Selon Méline, elle aurait reçu plus de 100 documents de la SNCF, correspondant à entre 30 et 50 amendes, toutes majorées. «Je ne prends jamais le train mais je reçois tout le temps des amendes», témoigne-t-elle, fatiguée de devoir porter plainte à chaque nouvelle contravention. Elle consacre désormais une grande partie de son quotidien à cette lutte administrative afin d’éviter des saisies sur son compte bancaire.

Une réponse tardive de la SNCF

La SNCF, consciente du fléau d’usurpation d’identité, affirme avoir contacté la jeune femme en juin et juillet 2024 après avoir pris connaissance de la situation. Toutefois, Méline indique qu’elle n’a pas réussi à les joindre pendant plusieurs mois. Elle a dû se rendre en gare de Limoges et faire un scandale pour que son problème soit enfin pris en compte.

Mercredi dernier, le 5 février 2025, la SNCF a assuré que Méline ne recevra plus de PV. Toutefois, la jeune femme doit encore entreprendre des démarches auprès de l’officier du Ministère public pour annuler définitivement les amendes en cours. Si son calvaire semble en voie de résolution, elle sait que son combat administratif n’est pas encore terminé.

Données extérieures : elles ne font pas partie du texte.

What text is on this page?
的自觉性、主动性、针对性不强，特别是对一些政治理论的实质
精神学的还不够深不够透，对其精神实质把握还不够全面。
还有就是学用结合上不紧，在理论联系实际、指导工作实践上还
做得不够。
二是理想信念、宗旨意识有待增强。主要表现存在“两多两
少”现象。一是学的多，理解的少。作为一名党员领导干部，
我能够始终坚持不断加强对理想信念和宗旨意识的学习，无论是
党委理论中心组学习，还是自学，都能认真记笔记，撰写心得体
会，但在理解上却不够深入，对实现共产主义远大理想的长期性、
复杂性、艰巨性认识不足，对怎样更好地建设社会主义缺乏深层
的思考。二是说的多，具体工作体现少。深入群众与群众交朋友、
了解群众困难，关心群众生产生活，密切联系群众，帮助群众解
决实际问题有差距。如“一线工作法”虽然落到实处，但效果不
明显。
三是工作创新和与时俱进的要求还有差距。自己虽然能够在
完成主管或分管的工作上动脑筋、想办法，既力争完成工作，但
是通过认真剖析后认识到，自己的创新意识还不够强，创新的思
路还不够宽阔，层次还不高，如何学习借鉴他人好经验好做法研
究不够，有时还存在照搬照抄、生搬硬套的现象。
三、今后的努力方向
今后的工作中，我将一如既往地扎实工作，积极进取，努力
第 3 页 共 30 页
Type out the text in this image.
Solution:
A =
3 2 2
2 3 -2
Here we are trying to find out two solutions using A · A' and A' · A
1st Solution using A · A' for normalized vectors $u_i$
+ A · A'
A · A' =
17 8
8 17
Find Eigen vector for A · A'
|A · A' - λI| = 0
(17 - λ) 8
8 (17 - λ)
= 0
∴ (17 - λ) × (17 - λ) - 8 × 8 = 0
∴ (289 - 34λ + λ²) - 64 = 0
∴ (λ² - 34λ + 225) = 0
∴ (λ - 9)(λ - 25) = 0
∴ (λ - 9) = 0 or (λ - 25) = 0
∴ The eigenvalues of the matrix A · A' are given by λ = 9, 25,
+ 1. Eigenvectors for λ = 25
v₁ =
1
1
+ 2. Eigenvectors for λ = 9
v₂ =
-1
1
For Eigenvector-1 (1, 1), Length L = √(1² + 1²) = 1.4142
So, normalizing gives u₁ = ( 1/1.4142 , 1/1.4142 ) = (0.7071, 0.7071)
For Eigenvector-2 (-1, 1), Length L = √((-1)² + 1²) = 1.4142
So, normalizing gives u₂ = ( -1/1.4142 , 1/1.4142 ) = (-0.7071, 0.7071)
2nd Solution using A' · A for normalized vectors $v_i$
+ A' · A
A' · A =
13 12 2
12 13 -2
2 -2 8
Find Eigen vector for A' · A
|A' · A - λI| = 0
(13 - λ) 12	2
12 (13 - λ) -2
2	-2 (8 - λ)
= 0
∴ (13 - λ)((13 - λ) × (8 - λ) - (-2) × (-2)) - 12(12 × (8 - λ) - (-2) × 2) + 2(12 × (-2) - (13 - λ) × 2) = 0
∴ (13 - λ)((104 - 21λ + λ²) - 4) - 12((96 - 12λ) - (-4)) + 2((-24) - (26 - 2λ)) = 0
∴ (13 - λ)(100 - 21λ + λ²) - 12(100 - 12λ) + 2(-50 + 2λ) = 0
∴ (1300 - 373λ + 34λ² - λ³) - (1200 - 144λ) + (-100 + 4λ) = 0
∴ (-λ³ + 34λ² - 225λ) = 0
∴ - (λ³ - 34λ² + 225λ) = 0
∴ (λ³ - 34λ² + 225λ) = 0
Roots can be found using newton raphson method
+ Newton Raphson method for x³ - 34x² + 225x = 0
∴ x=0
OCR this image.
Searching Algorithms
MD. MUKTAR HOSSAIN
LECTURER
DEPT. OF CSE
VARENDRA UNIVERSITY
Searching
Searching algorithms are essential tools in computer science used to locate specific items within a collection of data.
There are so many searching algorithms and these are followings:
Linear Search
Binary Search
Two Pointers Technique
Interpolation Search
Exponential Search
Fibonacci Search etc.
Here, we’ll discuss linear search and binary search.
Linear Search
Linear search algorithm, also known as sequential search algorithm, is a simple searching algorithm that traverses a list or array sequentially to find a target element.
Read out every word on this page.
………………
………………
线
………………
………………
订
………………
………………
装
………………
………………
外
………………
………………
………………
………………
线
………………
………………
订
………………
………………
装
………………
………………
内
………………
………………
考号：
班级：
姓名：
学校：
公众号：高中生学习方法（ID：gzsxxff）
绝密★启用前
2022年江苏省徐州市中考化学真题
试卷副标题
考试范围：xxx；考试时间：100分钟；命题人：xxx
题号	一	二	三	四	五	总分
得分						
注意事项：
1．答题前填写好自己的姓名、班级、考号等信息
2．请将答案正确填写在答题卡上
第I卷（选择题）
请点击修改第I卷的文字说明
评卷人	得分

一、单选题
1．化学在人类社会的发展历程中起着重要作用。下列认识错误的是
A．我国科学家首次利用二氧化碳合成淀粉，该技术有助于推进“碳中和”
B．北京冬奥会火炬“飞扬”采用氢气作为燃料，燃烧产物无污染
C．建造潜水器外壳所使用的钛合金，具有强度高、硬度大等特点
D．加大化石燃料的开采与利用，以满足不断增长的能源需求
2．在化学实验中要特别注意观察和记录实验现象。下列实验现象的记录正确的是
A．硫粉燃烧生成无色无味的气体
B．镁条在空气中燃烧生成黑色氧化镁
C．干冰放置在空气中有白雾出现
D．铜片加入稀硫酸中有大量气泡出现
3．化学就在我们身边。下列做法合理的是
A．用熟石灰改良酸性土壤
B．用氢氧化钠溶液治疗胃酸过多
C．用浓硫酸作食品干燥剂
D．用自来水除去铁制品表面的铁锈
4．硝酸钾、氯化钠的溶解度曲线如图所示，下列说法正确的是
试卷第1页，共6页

Comment contester une amende ?

En cas d’amende reçue à la suite d'une usurpation d'identité, la première étape consiste à déposer une plainte auprès d’un commissariat ou d’une gendarmerie. Ensuite, il faut envoyer un courrier de contestation à l’Officier du Ministère Public (OMP), accompagné des pièces justificatives (copie de la plainte, pièce d’identité, justificatif de domicile). La demande peut être faite en ligne via le site de l’Agence nationale de traitement automatisé des infractions (ANTAI). Si l’amende n’est pas annulée, un recours peut être adressé au tribunal administratif.